Eugène Sue (26 januari 1804 – 3 augustus 1857)
In het Musée Carnavalet

 

De Nederlandse dichter Jan van Hoogstraten werd geboren in Rotterdam op 26 januari 1662. Zie ook mijn blog van 26 januari 2008 en ook mijn blog van 26 januari 2009.

 

Snelle Tyd. Quid enim velocius aevo.

 

 1.

 Snelle tyden, ô hoe glyden

 Onze dagen met u heen!

 Wat wy jagen, wat wy myden,

 Word door uwen loop vertreen.

 Waar de zorg of schroom,

 Vreugd of weelde toom,

 Ons leven is gelyk een droom.

 

2.

 Ongelukken, hoe ze drukken,

 En bedroeven ’t zwaar gemoed,

 Moeten voor ’t geluk weer bukken,

 Als de voorspoed ons ontmoet.

 Wat de tyd ons leert,

 ’t Zy ’t ons streeld of deerd:

 Zy heeft het haast in rook verkeert.

 

3.

 Zoo veel jaren, ons ontvaren;

 Waar is onze Lentetyd,

 Nu de zorgen ’t hart bezwaren,

 ’t Leven als een kleed verslyt.

 Wat de Zomer zend,

 Of de Winter schend,

 De tyd dryft alles vlug ten end.

 

Hoogstraten

Jan van Hoogstraten  (26  januari 1662 – 28 juli 1736)

 

De Franse dichteres en schrijfster Delphine Gay werd geboren op 26 januari 1804 in Aken. Zie ook mijn blog van 26 januari 2009.

 

Le Bonheur d’être belle

 

Quel bonheur d’etre belle, alors qu’on est aimée !

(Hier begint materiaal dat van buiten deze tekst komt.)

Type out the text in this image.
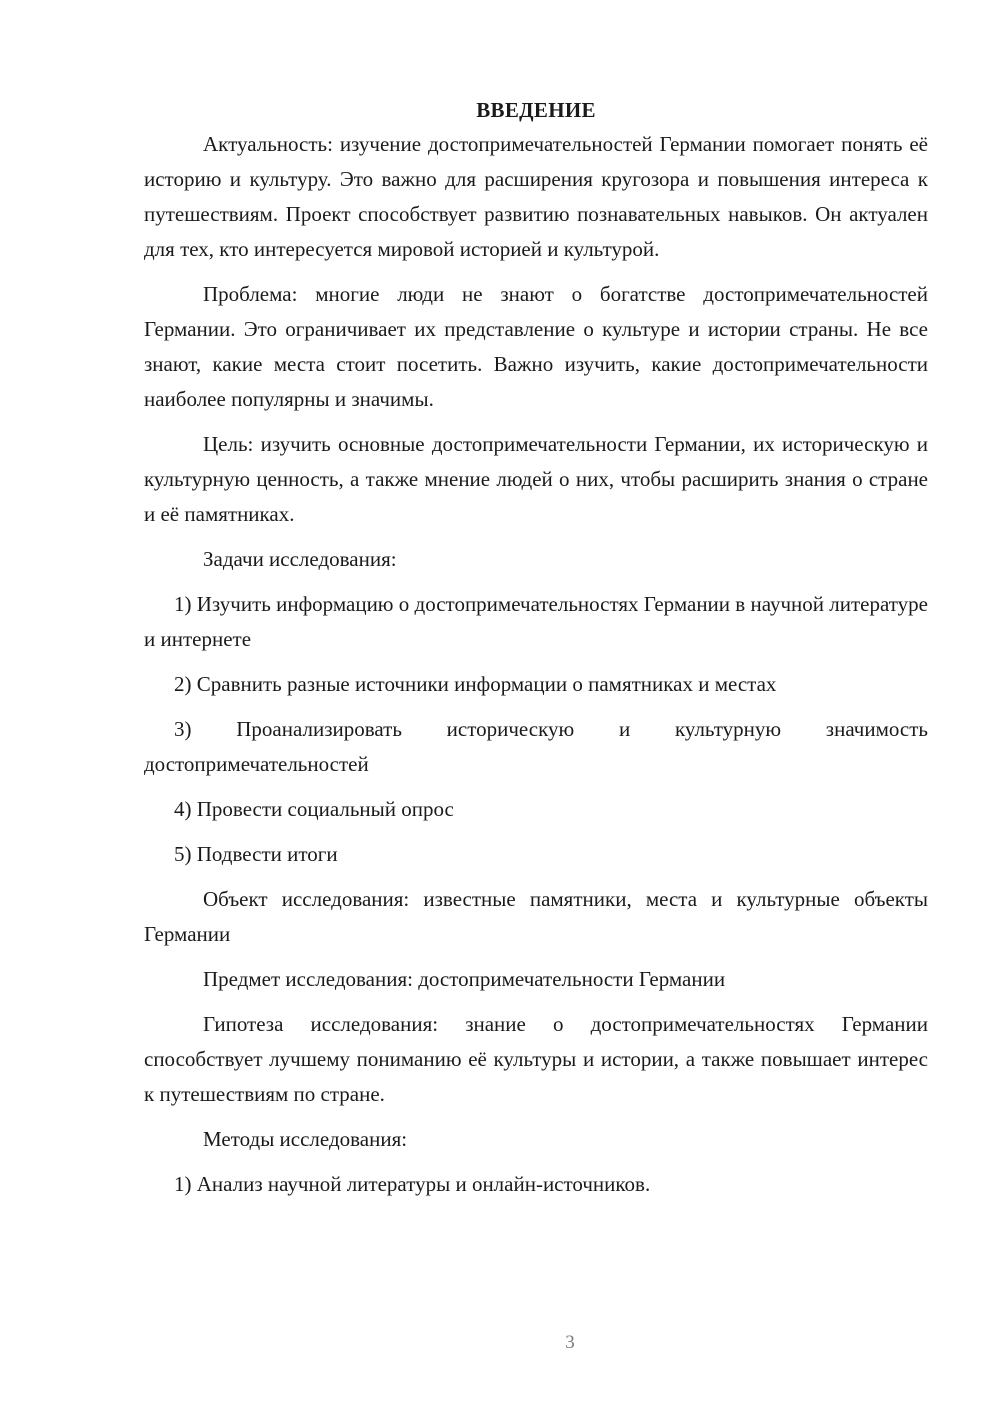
ВВЕДЕНИЕ

Актуальность: изучение достопримечательностей Германии помогает понять её историю и культуру. Это важно для расширения кругозора и повышения интереса к путешествиям. Проект способствует развитию познавательных навыков. Он актуален для тех, кто интересуется мировой историей и культурой.

Проблема: многие люди не знают о богатстве достопримечательностей Германии. Это ограничивает их представление о культуре и истории страны. Не все знают, какие места стоит посетить. Важно изучить, какие достопримечательности наиболее популярны и значимы.

Цель: изучить основные достопримечательности Германии, их историческую и культурную ценность, а также мнение людей о них, чтобы расширить знания о стране и её памятниках.

Задачи исследования:

1) Изучить информацию о достопримечательностях Германии в научной литературе и интернете

2) Сравнить разные источники информации о памятниках и местах

3) Проанализировать историческую и культурную значимость достопримечательностей

4) Провести социальный опрос

5) Подвести итоги

Объект исследования: известные памятники, места и культурные объекты Германии

Предмет исследования: достопримечательности Германии

Гипотеза исследования: знание о достопримечательностях Германии способствует лучшему пониманию её культуры и истории, а также повышает интерес к путешествиям по стране.

Методы исследования:

1) Анализ научной литературы и онлайн-источников.

3
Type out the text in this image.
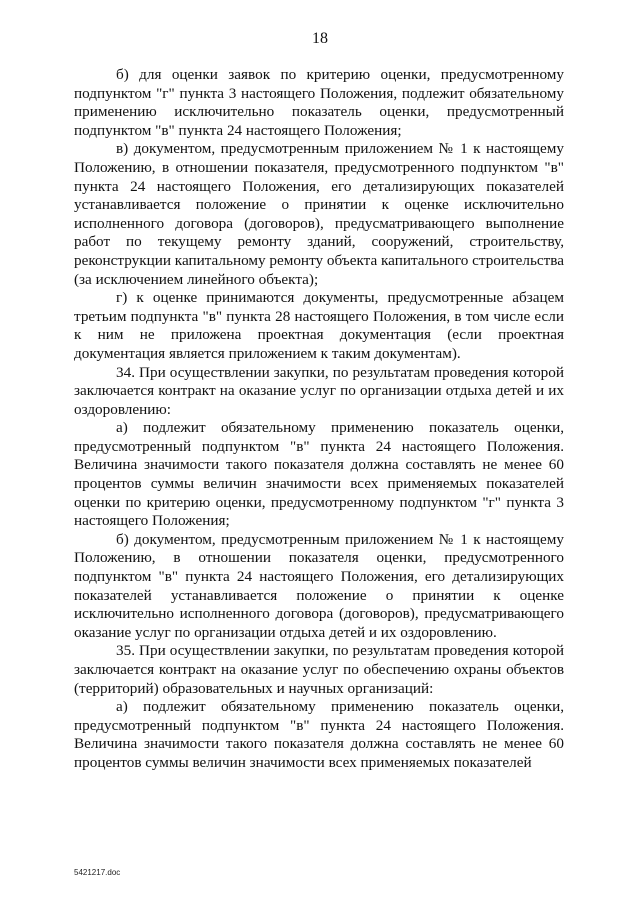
18

б) для оценки заявок по критерию оценки, предусмотренному подпунктом "г" пункта 3 настоящего Положения, подлежит обязательному применению исключительно показатель оценки, предусмотренный подпунктом "в" пункта 24 настоящего Положения;

в) документом, предусмотренным приложением № 1 к настоящему Положению, в отношении показателя, предусмотренного подпунктом "в" пункта 24 настоящего Положения, его детализирующих показателей устанавливается положение о принятии к оценке исключительно исполненного договора (договоров), предусматривающего выполнение работ по текущему ремонту зданий, сооружений, строительству, реконструкции капитальному ремонту объекта капитального строительства (за исключением линейного объекта);

г) к оценке принимаются документы, предусмотренные абзацем третьим подпункта "в" пункта 28 настоящего Положения, в том числе если к ним не приложена проектная документация (если проектная документация является приложением к таким документам).

34. При осуществлении закупки, по результатам проведения которой заключается контракт на оказание услуг по организации отдыха детей и их оздоровлению:

а) подлежит обязательному применению показатель оценки, предусмотренный подпунктом "в" пункта 24 настоящего Положения. Величина значимости такого показателя должна составлять не менее 60 процентов суммы величин значимости всех применяемых показателей оценки по критерию оценки, предусмотренному подпунктом "г" пункта 3 настоящего Положения;

б) документом, предусмотренным приложением № 1 к настоящему Положению, в отношении показателя оценки, предусмотренного подпунктом "в" пункта 24 настоящего Положения, его детализирующих показателей устанавливается положение о принятии к оценке исключительно исполненного договора (договоров), предусматривающего оказание услуг по организации отдыха детей и их оздоровлению.

35. При осуществлении закупки, по результатам проведения которой заключается контракт на оказание услуг по обеспечению охраны объектов (территорий) образовательных и научных организаций:

а) подлежит обязательному применению показатель оценки, предусмотренный подпунктом "в" пункта 24 настоящего Положения. Величина значимости такого показателя должна составлять не менее 60 процентов суммы величин значимости всех применяемых показателей

5421217.doc
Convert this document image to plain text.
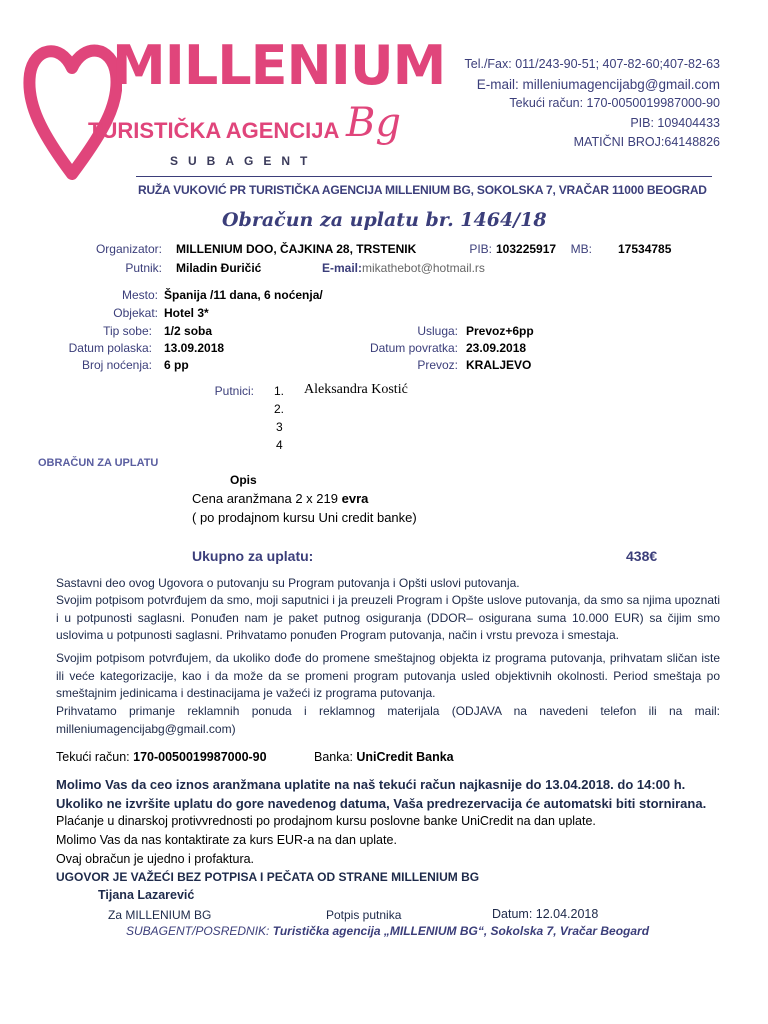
MILLENIUM
TURISTIČKA AGENCIJA Bg
SUBAGENT
Tel./Fax: 011/243-90-51; 407-82-60;407-82-63
E-mail: milleniumagencijabg@gmail.com
Tekući račun: 170-0050019987000-90
PIB: 109404433
MATIČNI BROJ:64148826
RUŽA VUKOVIĆ PR TURISTIČKA AGENCIJA MILLENIUM BG, SOKOLSKA 7, VRAČAR 11000 BEOGRAD
Obračun za uplatu br. 1464/18
Organizator: MILLENIUM DOO, ČAJKINA 28, TRSTENIK	PIB: 103225917	MB: 17534785
Putnik: Miladin Đuričić	E-mail: mikathebot@hotmail.rs
Mesto: Španija /11 dana, 6 noćenja/
Objekat: Hotel 3*
Tip sobe: 1/2 soba	Usluga: Prevoz+6pp
Datum polaska: 13.09.2018	Datum povratka: 23.09.2018
Broj noćenja: 6 pp	Prevoz: KRALJEVO
Putnici: 1. Aleksandra Kostić
2.
3
4
OBRAČUN ZA UPLATU
Opis
Cena aranžmana 2 x 219 evra
( po prodajnom kursu Uni credit banke)
Ukupno za uplatu:	438€
Sastavni deo ovog Ugovora o putovanju su Program putovanja i Opšti uslovi putovanja.
Svojim potpisom potvrđujem da smo, moji saputnici i ja preuzeli Program i Opšte uslove putovanja, da smo sa njima upoznati i u potpunosti saglasni. Ponuđen nam je paket putnog osiguranja (DDOR– osigurana suma 10.000 EUR) sa čijim smo uslovima u potpunosti saglasni. Prihvatamo ponuđen Program putovanja, način i vrstu prevoza i smestaja.
Svojim potpisom potvrđujem, da ukoliko dođe do promene smeštajnog objekta iz programa putovanja, prihvatam sličan iste ili veće kategorizacije, kao i da može da se promeni program putovanja usled objektivnih okolnosti. Period smeštaja po smeštajnim jedinicama i destinacijama je važeći iz programa putovanja.
Prihvatamo primanje reklamnih ponuda i reklamnog materijala (ODJAVA na navedeni telefon ili na mail: milleniumagencijabg@gmail.com)
Tekući račun: 170-0050019987000-90	Banka: UniCredit Banka
Molimo Vas da ceo iznos aranžmana uplatite na naš tekući račun najkasnije do 13.04.2018. do 14:00 h. Ukoliko ne izvršite uplatu do gore navedenog datuma, Vaša predrezervacija će automatski biti stornirana.
Plaćanje u dinarskoj protivvrednosti po prodajnom kursu poslovne banke UniCredit na dan uplate.
Molimo Vas da nas kontaktirate za kurs EUR-a na dan uplate.
Ovaj obračun je ujedno i profaktura.
UGOVOR JE VAŽEĆI BEZ POTPISA I PEČATA OD STRANE MILLENIUM BG
Tijana Lazarević
Za MILLENIUM BG	Potpis putnika	Datum: 12.04.2018
SUBAGENT/POSREDNIK: Turistička agencija „MILLENIUM BG“, Sokolska 7, Vračar Beogard
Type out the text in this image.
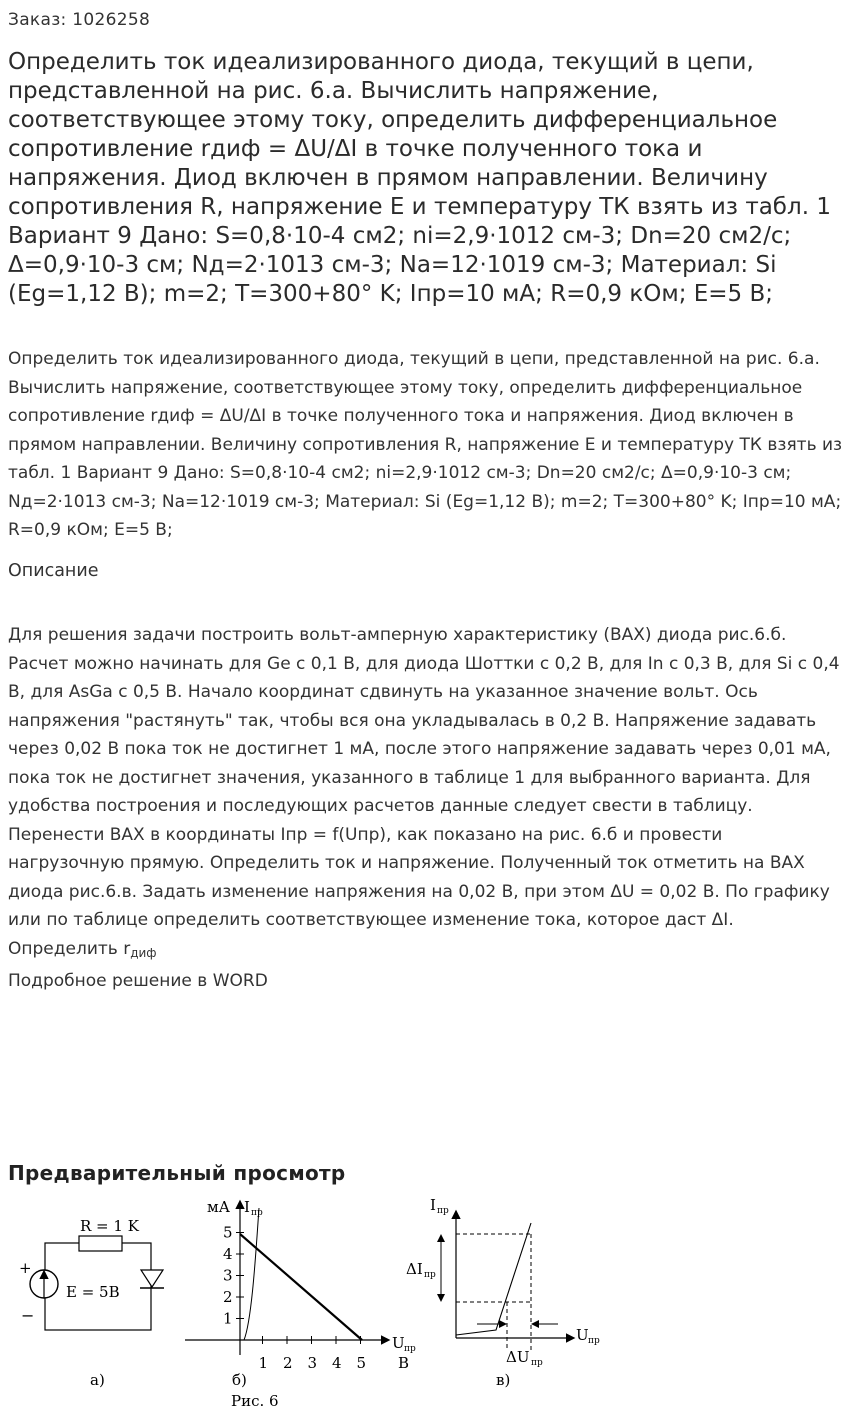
Заказ: 1026258
Определить ток идеализированного диода, текущий в цепи, представленной на рис. 6.а. Вычислить напряжение, соответствующее этому току, определить дифференциальное сопротивление rдиф = ΔU/ΔI в точке полученного тока и напряжения. Диод включен в прямом направлении. Величину сопротивления R, напряжение E и температуру ТК взять из табл. 1 Вариант 9 Дано: S=0,8·10-4 см2; ni=2,9·1012 см-3; Dn=20 см2/с; Δ=0,9·10-3 см; Nд=2·1013 см-3; Na=12·1019 см-3; Материал: Si (Eg=1,12 В); m=2; T=300+80° K; Iпр=10 мА; R=0,9 кОм; E=5 В;
Определить ток идеализированного диода, текущий в цепи, представленной на рис. 6.а. Вычислить напряжение, соответствующее этому току, определить дифференциальное сопротивление rдиф = ΔU/ΔI в точке полученного тока и напряжения. Диод включен в прямом направлении. Величину сопротивления R, напряжение E и температуру ТК взять из табл. 1 Вариант 9 Дано: S=0,8·10-4 см2; ni=2,9·1012 см-3; Dn=20 см2/с; Δ=0,9·10-3 см; Nд=2·1013 см-3; Na=12·1019 см-3; Материал: Si (Eg=1,12 В); m=2; T=300+80° K; Iпр=10 мА; R=0,9 кОм; E=5 В;
Описание
Для решения задачи построить вольт-амперную характеристику (ВАХ) диода рис.6.б. Расчет можно начинать для Ge с 0,1 В, для диода Шоттки с 0,2 В, для In с 0,3 В, для Si с 0,4 В, для AsGa с 0,5 В. Начало координат сдвинуть на указанное значение вольт. Ось напряжения "растянуть" так, чтобы вся она укладывалась в 0,2 В. Напряжение задавать через 0,02 В пока ток не достигнет 1 мА, после этого напряжение задавать через 0,01 мА, пока ток не достигнет значения, указанного в таблице 1 для выбранного варианта. Для удобства построения и последующих расчетов данные следует свести в таблицу. Перенести ВАХ в координаты Iпр = f(Uпр), как показано на рис. 6.б и провести нагрузочную прямую. Определить ток и напряжение. Полученный ток отметить на ВАХ диода рис.6.в. Задать изменение напряжения на 0,02 В, при этом ΔU = 0,02 В. По графику или по таблице определить соответствующее изменение тока, которое даст ΔI. Определить $r_{диф}$
Подробное решение в WORD
Предварительный просмотр
R = 1 K
+
−
E = 5B
а)
мА I пр
U пр
В
1
2
3
4
5
1 2 3 4 5
б)
Рис. 6
I пр
U пр
ΔI пр
ΔU пр
в)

Autrefois de mes yeux je n’étais pas charmée ;

Je les croyais sans feu, sans douceur, sans regard ;

Je me trouvais jolie un moment par hasard.

Maintenant ma beauté me paraît admirable.

Je m’aime de lui plaire, et je me crois aimable…

Il le dit si souvent ! Je l’aime, et quand je vois

Ses yeux avec plaisir se reposer sur moi,

Au sentiment d’orgueil je ne suis point rebelle,

Je bénis mes parents de m’avoir fait si belle !

Et je rends grâce à Dieu, dont l’insigne bonté

Me fit le cœur aimant pour sentir ma beauté.

Mais… pourquoi dans mon cœur ces subites alarmes ?…

Si notre amour tous deux nous trompait sur mes charmes :

Si j’étais laide enfin ? Non… il s’y connaît mieux !

D’ailleurs pour m’admirer je ne veux que ses yeux !

Ainsi de mon bonheur jouissons sans mélange ;

Oui, je veux lui paraître aussi belle qu’un ange.

Apprêtons mes bijoux, ma guirlande de fleurs,

Mes gazes, mes rubans, et, parmi ces couleurs,

Choisissons avec art celle dont la nuance

Doit avec plus de goût, avec plus d’élégance,

Rehausser de mon front l’éclatante blancheur,

Sans pourtant de mon teint balancer la fraîcheur.

Mais je ne trouve plus la fleur qu’il m’a donnée ;

La voici : hâtons-nous, l’heure est déjà sonnée,

Bientôt il va venir ! bientôt il va me voir !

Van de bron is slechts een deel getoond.